Multi-camera editing: best way to assign separate adjustment layers to each source?
I have footage from 2 cameras, taken at different times. The timing looks something like this: 1121221121... So, they're intermingled. I put each camera's clips on a separate video/audio track. (Video Track 1 = Camera 1, Video Track 2 = Camera 2)
The cameras have different looks, and need to be color corrected separately. I'd like to create a separate adjustment layer for each camera. So Adjustment Layer 1 would affect all (and only) clips from Camera 1 (which are all on Video Track 1) and Adjustment Layer 2 would affect all (and only) clips fom Camera 2 (on Video Track 2).
My understanding is that since adjustment layers affect all video tracks beneath them in a sequence, I can't (cleanly) have both camera's adjustment layers in the same sequence. Instead, I need to nest each camera's clips in its own sequence, and put an adjustment layer in there. That way, each adjustment layer only affects one camera's clips.
I went ahead and did that with my project, so I have 2 nested sequences, one for Camera 1 and one for Camera 2. Each has its own adjustment layer, with appropriate color correction. Great.
HOWEVER, I now want to start editing the main sequence. I want to trim, delete, and fade various clips, taken by either camera. The problem is, I cannot see where the clips start and stop in the main sequence. Each nested sequence is just one long green "clip".
How can I get each nested sequence's individual clip start/stop points to show up in the main sequence (ideally, as a cut rather than a marker), so that I can edit them (trim, delete, fade) the same way as if I didn't have them nested?
I've read 2 suggestions:
a) use Scene Edit Detection
-- My videos tend to be hours long, and Scene Edit Detection seems to take *forever*, so I'd prefer a different approach.
b) un-nest, edit, and then re-nest
-- When we un-nest, we lose our single-camera adjustment layers, so we're back to looking at raw (non-color-corrected) clips, right?
-- What happens to our single-camera adjustment layer when we un-nest? Does it get deleted?
-- Does this mean we should always edit the timing (trim, delete, fade, etc.) *before* we attempt to color correct? In other words, do the temporal editing first, and then the adjustment layers at the end?

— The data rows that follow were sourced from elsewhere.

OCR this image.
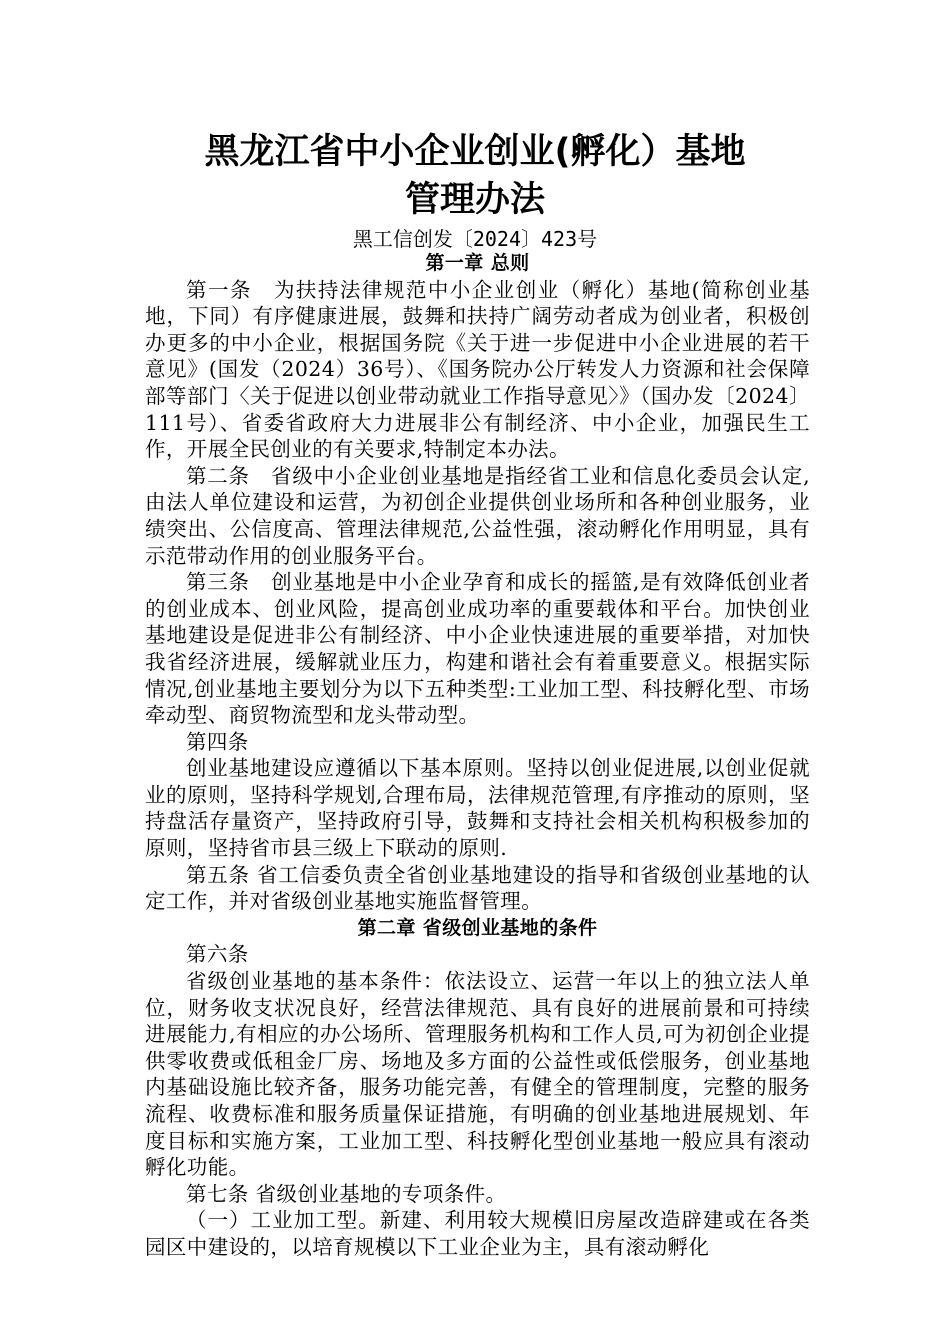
黑龙江省中小企业创业(孵化）基地
管理办法
黑工信创发〔2024〕423号
第一章 总则

第一条　为扶持法律规范中小企业创业（孵化）基地(简称创业基地，下同）有序健康进展，鼓舞和扶持广阔劳动者成为创业者，积极创办更多的中小企业，根据国务院《关于进一步促进中小企业进展的若干意见》(国发（2024）36号）、《国务院办公厅转发人力资源和社会保障部等部门〈关于促进以创业带动就业工作指导意见〉》（国办发〔2024〕111号）、省委省政府大力进展非公有制经济、中小企业，加强民生工作，开展全民创业的有关要求,特制定本办法。

第二条　省级中小企业创业基地是指经省工业和信息化委员会认定,由法人单位建设和运营，为初创企业提供创业场所和各种创业服务，业绩突出、公信度高、管理法律规范,公益性强，滚动孵化作用明显，具有示范带动作用的创业服务平台。

第三条　创业基地是中小企业孕育和成长的摇篮,是有效降低创业者的创业成本、创业风险，提高创业成功率的重要载体和平台。加快创业基地建设是促进非公有制经济、中小企业快速进展的重要举措，对加快我省经济进展，缓解就业压力，构建和谐社会有着重要意义。根据实际情况,创业基地主要划分为以下五种类型:工业加工型、科技孵化型、市场牵动型、商贸物流型和龙头带动型。

第四条

创业基地建设应遵循以下基本原则。坚持以创业促进展,以创业促就业的原则，坚持科学规划,合理布局，法律规范管理,有序推动的原则，坚持盘活存量资产，坚持政府引导，鼓舞和支持社会相关机构积极参加的原则，坚持省市县三级上下联动的原则.

第五条 省工信委负责全省创业基地建设的指导和省级创业基地的认定工作，并对省级创业基地实施监督管理。

第二章 省级创业基地的条件

第六条

省级创业基地的基本条件：依法设立、运营一年以上的独立法人单位，财务收支状况良好，经营法律规范、具有良好的进展前景和可持续进展能力,有相应的办公场所、管理服务机构和工作人员,可为初创企业提供零收费或低租金厂房、场地及多方面的公益性或低偿服务，创业基地内基础设施比较齐备，服务功能完善，有健全的管理制度，完整的服务流程、收费标准和服务质量保证措施，有明确的创业基地进展规划、年度目标和实施方案，工业加工型、科技孵化型创业基地一般应具有滚动孵化功能。

第七条 省级创业基地的专项条件。

（一）工业加工型。新建、利用较大规模旧房屋改造辟建或在各类园区中建设的，以培育规模以下工业企业为主，具有滚动孵化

-- What happens if we render our video and decide we like the colors, but want to make some temporal changes?
Is there a better/easier way to handle multi-camera editing?
It seems like it would be so much easier if we could control which track(s) an adjustment layer affects.
In audio editing (Cakewalk, Cubase, Logic, etc.) it's easy to send one audio track to a bus, and then apply whatever effects you want to that bus. No other audio tracks are affected by that bus, unless you send them to it. And then you can have buses send to other buses, or to a master track, which can have effects affecting all tracks. It's all so easy and flexible.
So why does it seem so clunky in Premiere Pro? Is is because of the way we're laying visual elements, where [opaque] video elements always obscure (eliminate) whichever elements are layered "beneath" them, which is different from audio, where tracks tend to be combined (mixed) rather than having one audio track obscure another?
Anyway, thanks for your help.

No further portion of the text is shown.